The recent WhatsApp hack targeted government and military officials across 20 US-allied countries, exposing the vulnerability of mobile apps. It’s time governments put in place controls that restrict the use of third-party apps by their functionaries.
By Kunal Chatterjee
Senior government officials in multiple US-allied countries were targeted earlier this year with hacking software that used Facebook Inc’s <FB.O> WhatsApp to take over users’ phones, according to people familiar with the messaging company’s investigation.
Sources familiar with WhatsApp’s internal investigation into the breach said a “significant” portion of the known victims were high-profile government and military officials spread across at least 20 countries on five continents. Many of the nations are US allies, they said.
The hacking of a wider group of top government officials’ smartphones than previously reported suggests the WhatsApp cyber intrusion could have broad political and diplomatic consequences.
WhatsApp filed a lawsuit on recently against Israeli hacking tool developer NSO Group. The Facebook-owned software giant alleged that NSO Group built and sold a hacking platform that exploited a flaw in WhatsApp-owned servers to help clients hack into the cellphones of at least 1,400 users between April 29, 2019, and May 10, 2019.
The total number of WhatsApp users hacked could be even higher. A London-based human rights lawyer, who was among the targets, sent news agencies photographs showing attempts to break into his phone dating back to April 1 this year.
While it is not clear who used the software to hack officials’ phones, NSO has said it sells its spyware exclusively to government customers.
Some victims are in the United States, United Arab Emirates, Bahrain, Mexico, Pakistan and India, said people familiar with the investigation. We could not verify whether the government officials were from those countries or elsewhere. Going by NSO’s statement, it’s clear that these attacks could have been perpetrated by nation-states.
Some Indian nationals to have gone public with allegations they were among the targets over the past few days; they include journalists, academics, lawyers and defenders of India’s Dalit community.
NSO said in a statement that it was “not able to disclose who is or is not a client or discuss specific uses of its technology.” Previously it has denied any wrongdoing, saying its products are only meant to help governments catch terrorists and criminals.
Cybersecurity researchers have cast doubt on those claims over the years, saying NSO products were used against a wide range of targets, including protesters in countries under authoritarian rule.
Citizen Lab, an independent watchdog group that worked with WhatsApp to identify the hacking targets, said on Tuesday at least hundreds of the victims were civil society figures such as journalists and dissidents, not criminals.
John Scott-Railton, a senior researcher at Citizen Lab, said it was not surprising that foreign officials would be targeted as well.
“It is an open secret that many technologies branded for law enforcement investigations are used for state-on-state and political espionage,” Scott-Railton said.
Prior to notifying victims, WhatsApp checked the target list against existing law enforcement requests for information relating to criminal investigations, such as terrorism or child exploitation cases. But the company found no overlap, said a person familiar with the matter. Governments can submit such requests for information to WhatsApp through an online portal the company maintains.

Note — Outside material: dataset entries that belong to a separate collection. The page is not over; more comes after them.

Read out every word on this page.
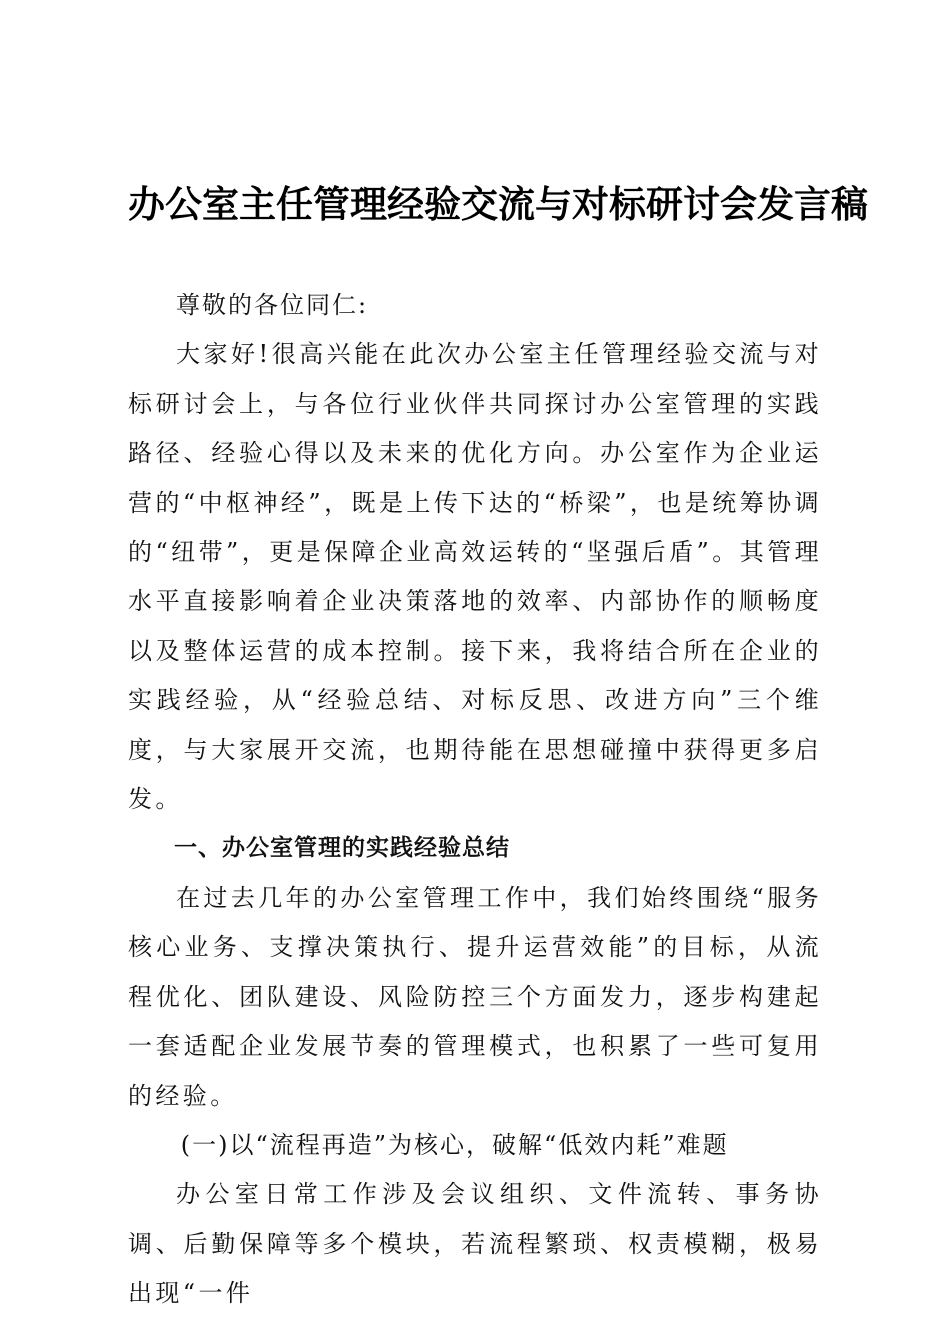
办公室主任管理经验交流与对标研讨会发言稿

尊敬的各位同仁:

大家好!很高兴能在此次办公室主任管理经验交流与对标研讨会上，与各位行业伙伴共同探讨办公室管理的实践路径、经验心得以及未来的优化方向。办公室作为企业运营的“中枢神经”，既是上传下达的“桥梁”，也是统筹协调的“纽带”，更是保障企业高效运转的“坚强后盾”。其管理水平直接影响着企业决策落地的效率、内部协作的顺畅度以及整体运营的成本控制。接下来，我将结合所在企业的实践经验，从“经验总结、对标反思、改进方向”三个维度，与大家展开交流，也期待能在思想碰撞中获得更多启发。

一、办公室管理的实践经验总结

在过去几年的办公室管理工作中，我们始终围绕“服务核心业务、支撑决策执行、提升运营效能”的目标，从流程优化、团队建设、风险防控三个方面发力，逐步构建起一套适配企业发展节奏的管理模式，也积累了一些可复用的经验。

(一)以“流程再造”为核心，破解“低效内耗”难题

办公室日常工作涉及会议组织、文件流转、事务协调、后勤保障等多个模块，若流程繁琐、权责模糊，极易出现“一件
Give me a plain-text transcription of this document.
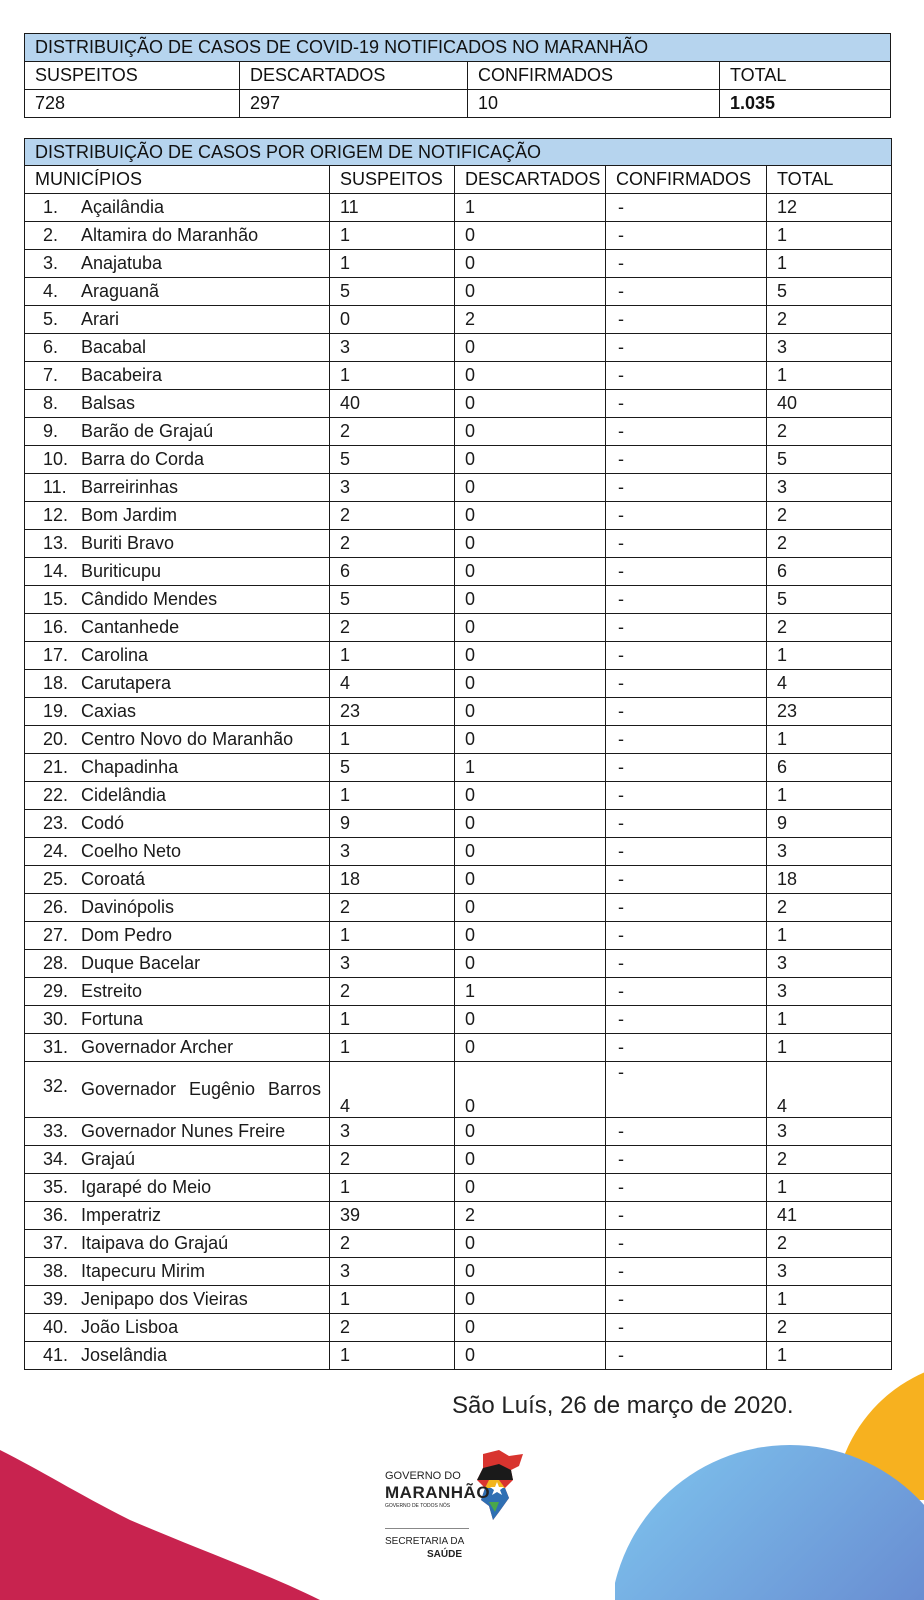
DISTRIBUIÇÃO DE CASOS DE COVID-19 NOTIFICADOS NO MARANHÃO			
SUSPEITOS	DESCARTADOS	CONFIRMADOS	TOTAL
728	297	10	1.035
DISTRIBUIÇÃO DE CASOS POR ORIGEM DE NOTIFICAÇÃO				
MUNICÍPIOS	SUSPEITOS	DESCARTADOS	CONFIRMADOS	TOTAL
1. Açailândia	11	1	-	12
2. Altamira do Maranhão	1	0	-	1
3. Anajatuba	1	0	-	1
4. Araguanã	5	0	-	5
5. Arari	0	2	-	2
6. Bacabal	3	0	-	3
7. Bacabeira	1	0	-	1
8. Balsas	40	0	-	40
9. Barão de Grajaú	2	0	-	2
10. Barra do Corda	5	0	-	5
11. Barreirinhas	3	0	-	3
12. Bom Jardim	2	0	-	2
13. Buriti Bravo	2	0	-	2
14. Buriticupu	6	0	-	6
15. Cândido Mendes	5	0	-	5
16. Cantanhede	2	0	-	2
17. Carolina	1	0	-	1
18. Carutapera	4	0	-	4
19. Caxias	23	0	-	23
20. Centro Novo do Maranhão	1	0	-	1
21. Chapadinha	5	1	-	6
22. Cidelândia	1	0	-	1
23. Codó	9	0	-	9
24. Coelho Neto	3	0	-	3
25. Coroatá	18	0	-	18
26. Davinópolis	2	0	-	2
27. Dom Pedro	1	0	-	1
28. Duque Bacelar	3	0	-	3
29. Estreito	2	1	-	3
30. Fortuna	1	0	-	1
31. Governador Archer	1	0	-	1
32. Governador Eugênio Barros	4	0	-	4
33. Governador Nunes Freire	3	0	-	3
34. Grajaú	2	0	-	2
35. Igarapé do Meio	1	0	-	1
36. Imperatriz	39	2	-	41
37. Itaipava do Grajaú	2	0	-	2
38. Itapecuru Mirim	3	0	-	3
39. Jenipapo dos Vieiras	1	0	-	1
40. João Lisboa	2	0	-	2
41. Joselândia	1	0	-	1
São Luís, 26 de março de 2020.
GOVERNO DO
MARANHÃO
GOVERNO DE TODOS NÓS
SECRETARIA DA
SAÚDE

WhatsApp has said it sent warning notifications to affected users earlier this week. The company has declined to comment on the identities of NSO Group’s clients, who ultimately chose the targets.
To conclude, what these incidences reveal is that mobile applications are as vulnerable as any website we visit and cyber predators can target people for critical information. It’s time cyber cells of nations, technology providers and researchers got together and came up with solutions and strategies for greater mobile security.